Best way to grill a rib roast please?
Please explain what you mean by that. The crystal ball stuff.
Kent
"Storrmmee" > wrote in message
...
> listen to sw on this one, Lee
> "Kent" > wrote in message
> ...
>>
>> "Cheryl" > wrote in message
>> . com...
>>> On 7/2/2011 11:32 PM, Pete C. wrote:
>>>>
>>>> Cheryl wrote:
>>>>>
>>>>> It is only 2 ribs. I know how to cook it in the oven, but is there a
>>>>> good way to grill it on a gas grill? Or should I just use the oven
>>>>> when
>>>>> the weather is cooler and put it back in the freezer while it's still
>>>>> frozen?
>>>>
>>>> If you like it rare I expect you could grill it as-is since it's only
>>>> two ribs. If you like it more well done, cut it down to two big steaks
>>>> and grill those. Slow smoked would be my preference, but I don't think
>>>> it's worth the trouble for a 2 rib, unless you have other stuff to
>>>> smoke
>>>> as well.
>>>
>>> I don't have a smoker. The two ribs on the roast are very thick. I do
>>> want rare. I like the flavor just plain beef but cooking on the grill
>>> means I can't make gravy. Not a big loss if I have au jus when it
>>> rests.
>>>
>>> Technically, how would it be grilled? Seared then turned? High to
>>> start then low?
>>>
>>>
>> Again, you don't sear in or out of the grill. The following is from Julia
>> Child's "The Way to Cook" for a two-rib 5lb standing rib roast in the
>> oven. Roast over drip pan 425F for fifteen minutes, then decrease oven
>> temp to 325F and cook until internal temp. reaches 120F, then rest as
>> above. Julia would strongly disagree with searing the cut end.
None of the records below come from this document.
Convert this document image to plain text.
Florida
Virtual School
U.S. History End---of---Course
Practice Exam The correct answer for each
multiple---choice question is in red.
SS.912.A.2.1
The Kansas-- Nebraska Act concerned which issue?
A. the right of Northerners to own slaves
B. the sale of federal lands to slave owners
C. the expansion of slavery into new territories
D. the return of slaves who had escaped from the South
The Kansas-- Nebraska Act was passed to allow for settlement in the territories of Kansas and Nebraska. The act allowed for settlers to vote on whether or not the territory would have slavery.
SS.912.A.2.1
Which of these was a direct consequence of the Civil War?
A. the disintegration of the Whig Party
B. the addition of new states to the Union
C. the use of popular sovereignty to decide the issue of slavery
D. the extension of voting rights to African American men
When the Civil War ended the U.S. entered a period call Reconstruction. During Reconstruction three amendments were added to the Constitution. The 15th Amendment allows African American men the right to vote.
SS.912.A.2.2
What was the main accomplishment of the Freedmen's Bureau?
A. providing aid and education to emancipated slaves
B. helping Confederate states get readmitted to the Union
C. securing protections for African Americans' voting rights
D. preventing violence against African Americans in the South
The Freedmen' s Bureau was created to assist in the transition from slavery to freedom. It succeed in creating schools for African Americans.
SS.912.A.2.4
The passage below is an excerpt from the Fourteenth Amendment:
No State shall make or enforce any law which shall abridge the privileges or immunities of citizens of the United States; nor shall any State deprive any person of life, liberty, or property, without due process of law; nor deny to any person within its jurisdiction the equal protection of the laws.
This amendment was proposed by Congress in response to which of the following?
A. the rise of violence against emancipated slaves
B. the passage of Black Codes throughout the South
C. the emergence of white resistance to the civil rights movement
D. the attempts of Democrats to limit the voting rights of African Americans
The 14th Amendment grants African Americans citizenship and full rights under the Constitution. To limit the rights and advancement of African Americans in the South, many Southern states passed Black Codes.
>> We've done many many standing rib roasts over the years, usually three
>> ribs from the small end, always indirect with the Weber Kettle. Again, I
>> don't think you'd gain that much in a gas grill, and again you'd probably
>> lose your drippings for Yorkshire pudding. You don't need or even want
>> gravy with a standing rib roast. When you slice it, that wonderful "au
>> jus" drips onto your plate. Separate it from the bone before you slice,
>> and slice not too thickly, 1/4-1/2" or so. The meat will sop up the "au
>> jus" on the plate more effectively.
>>
>> Obviously, by a wide margin, this is our favorite cut of meat.